Under the standard forecasting scenario, the POS data would eventually find its way into the sales history. But under demand sensing, the POS data from the last few days is used to influence a forecast, which is for time 28 days out into the future.
The critical point is not that POS data can be sent to a forecasting system.
The question is, what does the forecasting system do with it? Is it used to adjust the forecast on Jan 2nd?
If it is used to “adjust” any forecast that has already been made, it is irrelevant for supply planning. Therefore it is not forecasting or forecasting that is intended to improve the supply planning process.
If this is done, it will alter the forecast history, making it perhaps more “accurate” but improving accuracy after it no longer matters.
An excellent way to obtain 100% “forecast” accuracy is to wait until all sales orders are complete and then overwrite all forecasts with actuals. This will produce perfect — and wholly falsified forecast accuracy.
There is variation within a month.
If three days of sales are captured, how is it known if that is a low, medium, or high period?
This means getting into day by day variability analysis. However, usually day by day analysis is not considered relevant for forecasting as the planning bucket is either weekly or monthly.
But by instituting the use of POS data, now the company needs to answer this question. Furthermore, it is a question that is, in many cases, at least product specific if not location-specific.
After presenting this scenario to a colleague, they had the following counterpoint.
“The manufacturer uses demand sensing to get a better demand signal before the retailer or wholesaler places an order. Typical latency between POS and sales order to the manufacturer is between 2 and 4 weeks. So sensing buys the manufacturer this amount of time (quite a bit more than 3 days in your example). Much of the internal lead times at the manufacturer are less than this latency so this allows them to replace uncertain forecasts with certain demand signals. Many supply lead times for the manufacturer exceed this latency, so for those forecast accuracy comes into play. For those, the removal of bullwhip effect makes forecasting a lot easier. Rather than forecast large orders intermittently, they can forecast a large quantity of minute POS scans. Sure, if you go to daily/store/SKU granularity it is harder than weekly/warehouse/SKU. But sensing based on traditional deterministic algorithms can simply group to the level they work best.”
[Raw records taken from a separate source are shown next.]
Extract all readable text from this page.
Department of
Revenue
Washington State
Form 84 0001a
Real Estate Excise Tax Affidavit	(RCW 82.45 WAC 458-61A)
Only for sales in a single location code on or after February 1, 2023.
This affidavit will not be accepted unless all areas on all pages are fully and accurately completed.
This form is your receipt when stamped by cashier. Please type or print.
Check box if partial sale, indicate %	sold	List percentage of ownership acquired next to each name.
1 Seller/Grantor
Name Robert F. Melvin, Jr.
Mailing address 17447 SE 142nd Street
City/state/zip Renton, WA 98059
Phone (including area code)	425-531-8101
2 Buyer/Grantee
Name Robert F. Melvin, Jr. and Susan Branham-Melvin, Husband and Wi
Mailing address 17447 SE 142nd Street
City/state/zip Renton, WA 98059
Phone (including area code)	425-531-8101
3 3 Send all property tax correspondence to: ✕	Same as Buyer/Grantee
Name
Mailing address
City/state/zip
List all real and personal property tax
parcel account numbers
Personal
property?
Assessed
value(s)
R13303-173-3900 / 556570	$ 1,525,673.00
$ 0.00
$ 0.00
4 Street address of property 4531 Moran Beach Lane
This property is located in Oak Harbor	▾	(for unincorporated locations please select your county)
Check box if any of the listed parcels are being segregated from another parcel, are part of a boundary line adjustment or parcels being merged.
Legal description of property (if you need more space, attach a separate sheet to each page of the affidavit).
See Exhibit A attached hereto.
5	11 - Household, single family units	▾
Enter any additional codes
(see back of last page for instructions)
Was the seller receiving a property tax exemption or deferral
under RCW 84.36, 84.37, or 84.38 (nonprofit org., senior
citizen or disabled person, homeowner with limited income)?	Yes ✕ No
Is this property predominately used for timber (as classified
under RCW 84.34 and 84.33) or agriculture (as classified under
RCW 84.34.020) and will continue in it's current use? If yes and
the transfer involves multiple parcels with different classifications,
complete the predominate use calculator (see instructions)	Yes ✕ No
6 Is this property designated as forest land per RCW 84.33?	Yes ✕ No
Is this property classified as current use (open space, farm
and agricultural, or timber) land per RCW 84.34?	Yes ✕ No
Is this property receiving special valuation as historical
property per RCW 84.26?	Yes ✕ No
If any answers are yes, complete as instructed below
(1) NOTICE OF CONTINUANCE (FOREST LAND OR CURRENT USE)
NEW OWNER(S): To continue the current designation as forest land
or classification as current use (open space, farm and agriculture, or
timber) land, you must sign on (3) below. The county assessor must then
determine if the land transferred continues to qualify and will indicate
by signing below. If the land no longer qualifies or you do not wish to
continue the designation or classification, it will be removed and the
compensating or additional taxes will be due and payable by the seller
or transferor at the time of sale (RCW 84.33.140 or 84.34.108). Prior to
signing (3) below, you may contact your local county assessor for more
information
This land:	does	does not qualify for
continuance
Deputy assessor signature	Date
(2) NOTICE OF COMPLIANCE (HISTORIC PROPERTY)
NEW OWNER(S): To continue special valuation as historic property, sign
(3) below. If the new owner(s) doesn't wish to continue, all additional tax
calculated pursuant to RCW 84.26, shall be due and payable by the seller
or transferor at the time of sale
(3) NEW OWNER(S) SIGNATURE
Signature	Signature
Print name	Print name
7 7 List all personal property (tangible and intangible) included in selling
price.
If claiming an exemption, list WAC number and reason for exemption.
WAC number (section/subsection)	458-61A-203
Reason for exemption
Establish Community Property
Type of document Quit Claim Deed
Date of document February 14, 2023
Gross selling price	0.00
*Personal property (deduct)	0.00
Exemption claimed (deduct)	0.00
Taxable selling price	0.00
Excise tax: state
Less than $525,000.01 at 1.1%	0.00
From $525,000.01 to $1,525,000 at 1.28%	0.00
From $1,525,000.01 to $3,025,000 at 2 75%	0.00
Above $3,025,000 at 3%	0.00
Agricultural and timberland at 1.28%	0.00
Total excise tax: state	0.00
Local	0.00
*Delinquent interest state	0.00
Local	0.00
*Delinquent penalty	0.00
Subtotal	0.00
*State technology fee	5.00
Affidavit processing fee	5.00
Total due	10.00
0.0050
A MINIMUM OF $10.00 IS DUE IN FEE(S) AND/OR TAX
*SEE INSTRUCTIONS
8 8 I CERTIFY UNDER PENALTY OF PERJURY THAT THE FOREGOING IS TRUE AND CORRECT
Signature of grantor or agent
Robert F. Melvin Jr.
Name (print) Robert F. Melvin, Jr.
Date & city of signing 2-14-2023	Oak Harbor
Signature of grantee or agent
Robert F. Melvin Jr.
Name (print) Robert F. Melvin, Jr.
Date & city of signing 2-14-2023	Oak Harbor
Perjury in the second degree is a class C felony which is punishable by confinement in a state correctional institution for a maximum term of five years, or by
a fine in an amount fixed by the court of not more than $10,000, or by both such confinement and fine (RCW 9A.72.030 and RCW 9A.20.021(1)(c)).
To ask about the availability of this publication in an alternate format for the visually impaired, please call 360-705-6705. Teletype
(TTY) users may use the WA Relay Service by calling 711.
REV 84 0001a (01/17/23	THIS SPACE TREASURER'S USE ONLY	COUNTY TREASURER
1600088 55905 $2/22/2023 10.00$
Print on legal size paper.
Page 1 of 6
The answers to these questions would determine the effectiveness of using POS data for forecasting. But having worked in many customers, we know the answers to these questions, at least for most companies, even substantial companies.
Supply chain companies operate below where software vendors and consultants say they do. Forecasting implementations often fail to meet expectations, but software vendors and consulting companies don’t publish this information on their websites.
This brings up questions as to how POS data is being incorporated into forecasts, once you pull back the cover on the happy self-reported case studies.
One should be suspicious if the error measurement time horizon changes after a POS demand sensing project.
Incorporating POS data into forecasts is fraught with many issues. It can be used by consulting companies and software vendors to assist in forecasting departments, mostly make the forecast accuracy look better than it is.